There are three very likely reasons Judy may be so reticent. Some have speculated that she wants to keep the story secret until she publishes her book. I think that unlikely since she apparently has yet to sign her book deal.
It could be pure shame. Judy was quite comfortable in the First Amendment martyr role. As it is, there are people who question whether Judy really got an uncoerced waiver to testify the first time. Her testimony the second time is clearly testimony Libby did not waive her to give; his letter very specifically (likely intentionally) referred to their July conversations, not their June one. In addition, there's a distinct possibility that the limits Judy had received from Fitzgerald for her first testimony got invalidated when she discovered new notes. Specifically, there's an equally distinct possibility that Judy was asked about a second source during her recent testimony and that--for whatever reason--the martyr stance no longer looked so appealing. There's no good spin Judy can put on the facts if she indeed violated the principles she celebrated so boisterously in July.
And if Judy is silent out of shame, I say, make her squirm. When I see crap like Richard Cohen's recent column, I think some public humiliation might make journalists like Cohen rethink their defense of journalistic impunity.
Finally, though, there's also the possibility that Judy's legal entanglements have not ended. Sure, her contempt charge has been cleared. But why are we so quick to assume that means she's in the clear? Or let me put it this way. There is no way any journalist would expect Larry Franklin to tell about his little espionage ring in the Defense Department, not until he's done testifying.
Let me make this clear. I'm not excusing Judy for her shitty reporting, her posturing before she testified, her general bitchiness. If she broke the law in some way related to the Plame Affair, I will be thrilled if she pays for it. Reap what you sow and all that.
But if Fitzgerald has decided her continued testimony may be worth more than punishing her to the full extent of the law, then she's going to need to stay silent for some time yet. If she has decided a plea bargain is a preferable option than the alternatives, then she's not going to give the NYT an interview for a long time. And if Fitzgerald believes Judy's ongoing testimony would be valuable (if that's what's happening), the country would be better off if Judy remained silent, to the public.
Now, the NYT may be in the same situation as Judy--in continued legal jeopardy of some kind. Certainly, Barney Calame's explanation for why the NYT had put off telling their story suggests as much.

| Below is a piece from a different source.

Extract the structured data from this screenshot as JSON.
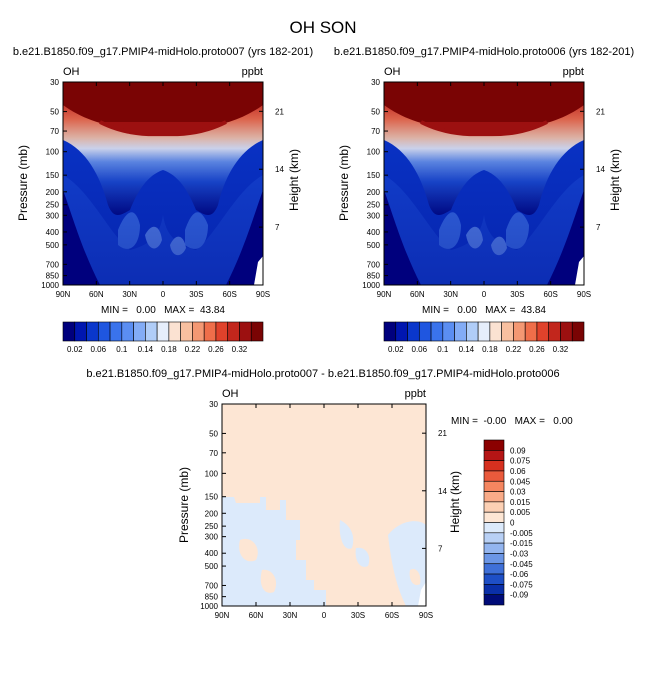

But they declined to fully respond to my fundamental questions because, they said, of the legal entanglements of Ms. Miller and the paper.
As I've said, the NYT has demonstratably lied about what Judy was doing during July 2003, at least in print. If they told the same lies to Fitzgerald that they told to NYT's readers, then they may very well have gotten entangled with the law (and for those keeping count of the compromised players in this affair enjoying publicity as journalism heros, Jill Abramson also has a speaking gig coming up). They avoided the contempt charge Time Magazine received based on the story they originally told Fitzgerald; if he discovered they weren't telling the truth when they avoided contempt, they would indeed be in some legal jeopardy.
But I think the NYT is out of legal danger now, at least if rumors of spats between Bill Keller and Judy Miller are to be believed. If Bill Keller is ready to publish a complete story but Judy isn't, then the NYT probably has a story that they can commit to--and tell publicly.
Judy Miller's and the NYT's interests largely diverged a good time ago, probably before Bill Keller even got the job. The difference is the NYT has finally realized that.